9. The vane assembly of claim 1 comprising five individual vanes.

10. The vane assembly of claim 1 wherein a gap is maintained between adjacent attachments of the plurality of vanes.

11. The vane assembly of claim 1 wherein the forward hook ring segment and aft hook ring segment further comprise an Aluminum Bronze coating applied to a surface of the hook ring segment that contacts a compressor casing.

12. The vane assembly of claim 11 wherein the vane assembly is positioned within the compressor casing by the hooks on the forward hook ring segment and aft hook ring segment.

13. A method of forming a compressor stator vane assembly comprising:

providing a plurality of vanes, each vane having an airfoil and an attachment wherein the attachment has a first surface and a second surface spaced a distance from the first surface, extending between the first surface and the second surface is a pair of generally parallel sidewalls and a forward wall and an aft wall, with the forward and aft walls generally perpendicular to the plurality of sidewalls, the forward wall having a forward channel and the aft wall having an aft channel;

providing a circumferentially extending forward hook ring segment;

providing a circumferentially extending aft hook ring segment; and

inserting the forward hook ring segment into the forward channel and inserting the aft hook ring segment into the aft channel.

14. The method of claim 13 wherein inserting the hook ring segments into the channels of the attachment creates 0.000-0.0005 inches of interference between the hook ring segments and the attachment.

15. The method of claim 13 further comprising the step of coating at least one surface of the forward hook ring segment and aft hook ring segment, not in contact with the attachment, with an Aluminum Bronze coating

16. The method of claim 15 further comprising inserting the vane assembly within a compressor casing by the hooks on the forward hook ring segment and aft hook ring segment.
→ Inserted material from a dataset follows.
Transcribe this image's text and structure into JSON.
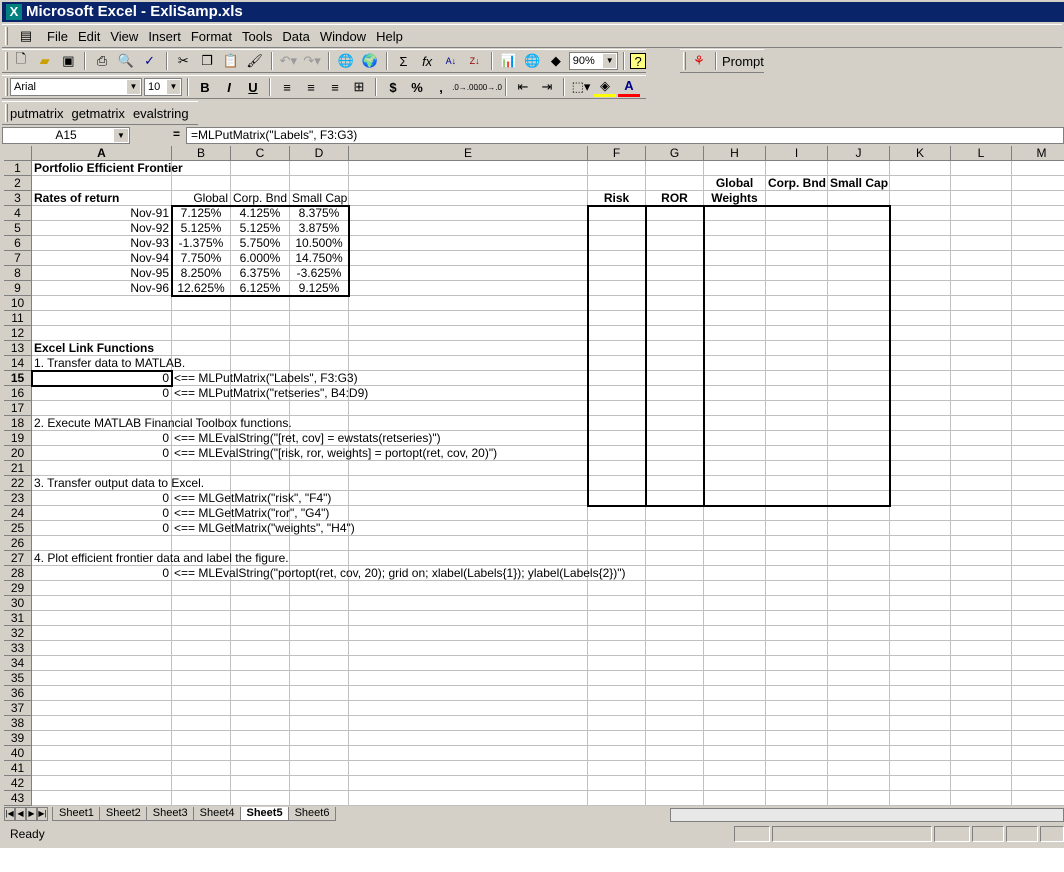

17. A method of modifying individual vanes into a compressor stator vane assembly comprising:

providing a plurality of vanes, each vane having an airfoil and an attachment wherein the attachment has a first surface and a second surface spaced a distance from the first surface and generally parallel thereto, extending between the first surface and the second surface is a pair of generally parallel sidewalls and a forward wall and an aft wall, with the forward and aft walls and the side walls being generally perpendicular to the first surface and second surface, and having a forward hook and an aft hook that are generally parallel to the first and second surfaces;

providing a circumferentially extending forward hook ring segment;

providing a circumferentially extending aft hook ring segment;

machining the sidewalls of the attachment such that the sidewalls are oriented at an angle relative to the second surface, and removing the forward hook and aft hook by machining a forward channel having a radius of curvature into the forward wall and machining an aft channel having a radius of curvature into an aft wall; and

inserting the forward hook ring segment into the forward channel and the aft hook ring segment into the aft channel.

18. The method of claim 17 wherein inserting the hook ring segments into the channels of the attachment creates 0.000-0.0005 inches of interference between the hook ring segments and the attachment.

19. The method of claim 17 further comprising the step of coating at least one surface of the forward hook ring segment and aft hook ring segment, not in contact with the attachment, with an Aluminum Bronze coating.

20. The method of claim 17 further comprising inserting the vane assembly within a compressor casing by the hooks on the forward hook ring segment and aft hook ring segment.